March 2018 Exclusive Story
Understanding Facts Helps Avoid FLSA Issues
HOUSTON–Nodding to increased investor pressure to deliver cash flow neutrality and stronger corporate returns, North American exploration, drilling and production companies were more hedged than usual as they entered 2018, indicates research from IHS Markit.
According to the IHS Markit Comparative Peer Group Analysis of North American E&Ps, the group of 43 companies studied had hedged 25 percent of 2018 oil production, or 1.37 million barrels a day, at $53.40 a barrel at the end of third quarter 2017. The group also had hedged 36 percent of gas production, or 12.37 billion cubic feet a day, at $3.13 an Mcf. This is an increase from the end of the second quarter, when the companies only had 12 percent of oil and 31 percent of gas production hedged for 2018. IHS says companies took advantage of the initial oil price rally when it hit the low $50-a-barrel range.
Paul O’Donnell, principal energy analyst at IHS Markit and author of the new report, says the findings signal that investors’ emphasis on profitability has not fallen on deaf ears. To the contrary, many producers that have long awaited stronger commodity prices have taken advantage of the opportunity to exert more control over their future revenues.
“The North American peer group of operating companies is more hedged for 2018 than for comparable periods at this time in previous years, which suggests a shift in strategy,” O’Donnell reasons. “Companies are seeking more predictable cash flows because of greater investor demands to improve corporate returns and keep capital spending within cash flow.”
Companies’ desire for healthy balance sheets seems to influence their 2018 hedging positions more than any desire to expand production, he continues, suggesting that bottom-line performance matters more than output totals. “The higher level of hedging is less about supporting aggressive production growth and more about increasing investor confidence that these companies are serious about becoming more financially disciplined,” O’Donnell assesses.
The IHS Markit report indicates the small and midsized U.S. producer subgroups had hedged 49 percent of total 2018 production at the end of third quarter 2017, compared with 18 percent for the large North American producer subgroup.
Speaking in late January, O’Donnell noted that the oil price rally to the mid-$60s offered companies a chance to expand their hedging positions at prices capable of generating positive returns. “We expect North American companies will report significant increases to hedge books during the fourth-quarter 2017 earnings cycle, particularly the non-Permian Basin focused and large operators that have previously been less hedged,” he indicated.
More wells are economic at $50 a barrel, O’Donnell points out, and with oil prices breaking $60/bbl, it makes sense for companies to hedge more than they had in the past three years after oil prices turned from historic highs to historic lows.
“Companies are opting to lock in a larger portion of production and cash flows, which helps with capital budgeting for the upcoming period,” he points out. “Again, the focus now for operators is on capital discipline and keeping capital expenditures within cash flows to satisfy the growing investor focus on returns, rather than chasing volume growth.”
According to the analysis, the subgroup of Permian Basin producers had hedged 63 percent of 2018 oil production at the end of third quarter 2017, a sharp increase from 36 percent at the end of the second quarter.

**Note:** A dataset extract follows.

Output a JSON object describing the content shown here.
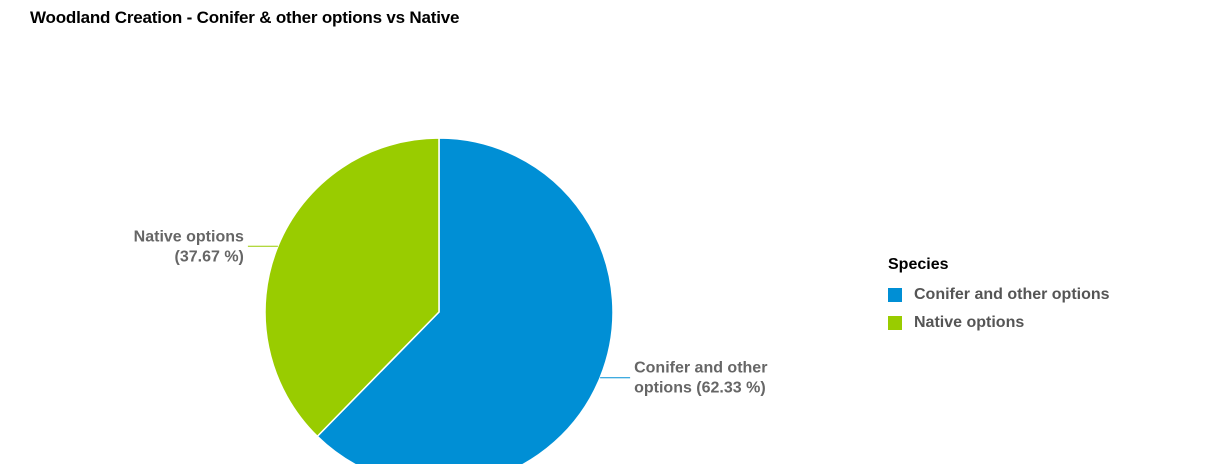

Even so, it says, they are likely to record hedging losses given the average strike price of $53.14 a barrel. IHS Markit observes that the group’s average oil strike price has so far been below West Texas Intermediate oil prices, which averaged more than $55 a barrel in the fourth quarter 2017 and climbed as high as the mid-$60s in early 2018.
Meanwhile, the report finds, the Appalachian Basin subgroup had hedged 49 percent of 2018 gas production at $3.33 an Mcf at the end of third quarter 2017. This is a healthy premium to the sub-$3.00/Mcf futures prices that have characterized much of 2018, it notes. The percentage of gas production hedged was up from the end of the second quarter, when the group had 44 percent of 2018 gas production hedged at $3.36 an Mcf.
At the end of the third quarter, the report says, the producers peer group also had hedged 34 percent of fourth-quarter 2017 oil production at $52.97 a barrel, and 49 percent of fourth-quarter 2017 natural gas production at $3.21 an Mcf. Given that fourth-quarter 2017 WTI prices averaged more than $55 a barrel, IHS Markit analysts say they expect companies will report realized hedging losses for the quarter.